Очевидные плоды жизни существующего уже более 30 лет Преображенского братства и в миссии, и в катехизации, и в литургическом творчестве, и в опыте общинно-братского строительства многими не принимаются. Порой стоит только сказать, что ты из братства, сразу возникает вопрос: «Может ли быть что доброе из Назарета?»,

Есть и другая тенденция. Мы видим, что зачастую братство, его ресурсы хотят просто использовать: «Дайте нам ваши технологии, ваши рецепты. Как вы осуществляете миссию и катехизацию, почему она у вас такая успешная? Почему у вас такой успешный опыт общинно-братского строительства? Дайте методики!» Люди не хотят самой этой жизни. Они хотят «технологий», чтобы тоже добиться успеха на том или ином поприще.

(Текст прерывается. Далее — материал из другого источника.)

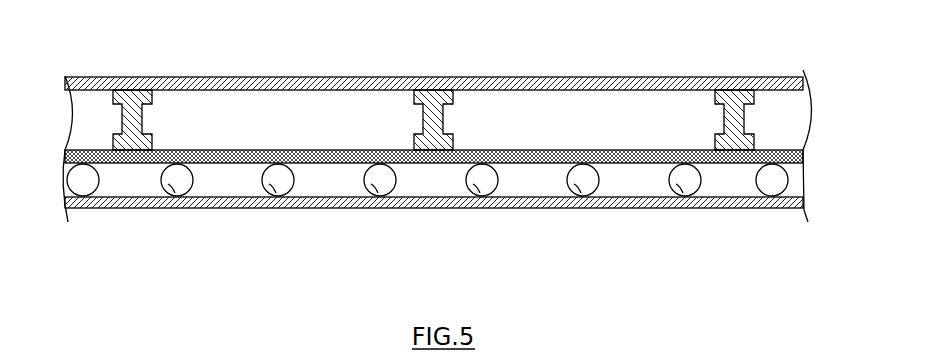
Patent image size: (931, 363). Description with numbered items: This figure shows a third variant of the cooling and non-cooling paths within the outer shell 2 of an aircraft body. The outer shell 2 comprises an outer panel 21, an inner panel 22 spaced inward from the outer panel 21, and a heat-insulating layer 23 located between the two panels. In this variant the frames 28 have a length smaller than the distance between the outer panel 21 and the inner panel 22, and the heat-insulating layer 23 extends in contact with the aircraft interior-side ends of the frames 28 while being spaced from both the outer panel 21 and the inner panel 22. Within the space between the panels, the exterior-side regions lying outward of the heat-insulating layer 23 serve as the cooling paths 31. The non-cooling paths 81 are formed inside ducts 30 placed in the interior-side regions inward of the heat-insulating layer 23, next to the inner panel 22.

Но понимая всю сложность той среды, в которой братство зачастую живёт и осуществляет свою деятельность, мы понимаем, что нельзя сослаться на эти обстоятельства и сказать, что сделать ничего невозможно. Мы всё равно даже в таких непростых условиях призваны утверждать, что братолюбие и братское единение – это и есть нормальное основание жизни церкви. Если эта проповедь не будет звучать, с церковью будет происходить та беда, которая на наших глазах уже осуществляется. Потому что когда началась пандемия, мы видели, сколько народу ушло из церкви и больше туда не вернулось. И сейчас, когда и на Донбассе, и на Украине разрушаются, закрываются храмы или их отбирают в пользу ПЦУ, многие люди разводят руками и просто не знают, что делать, потому что они церковь представляют себе только как храмовые здания или иерархическую структуру.

Сегодняшний наш разговор хотелось бы построить по типу мозгового штурма. Я призываю всех поразмышлять над поставленными вопросами концентрированно, тезисно, чтобы максимально попробовать сегодня найти ответы на три вопроса. Вот первый из них: Какие стороны братского опыта вызывали наиболее острую реакцию отторжения в течение последних 30–40 лет деятельного существования братства? А какие стороны вызывали реакцию принятия?

Особенно интересен опыт священников, так как у них есть опыт общения и с епископами, и с прихожанами.

О. К.: Есть несколько реакций. Первая: судят по названию. У многих на слова «Преображенское братство» сразу возникает реакция отторжения, люди даже не знают, что это такое, но уже начинают этого бояться. Даже если братство предложит финансовую помощь, и от этого откажутся.

Второй момент – имя отца Георгия, точнее, сама фамилия Кочетков. Неважно, Афанасий или Иван Кочетков, сразу возникает ассоциация «кочетковцы, ересь». Вот такое острое последствие неоправданной, необоснованной клеветы. Мы даже с о. M. ехали в поезде и думали, насколько всё хорошо устроено в братстве, насколько продуманно построено оглашение – и как всё легко было оклевётано до того, что люди даже не хотят познакомиться с этим. Ведь нужно ещё потрудиться, чтобы распространить такой негатив на человека и на то, чем он занимается.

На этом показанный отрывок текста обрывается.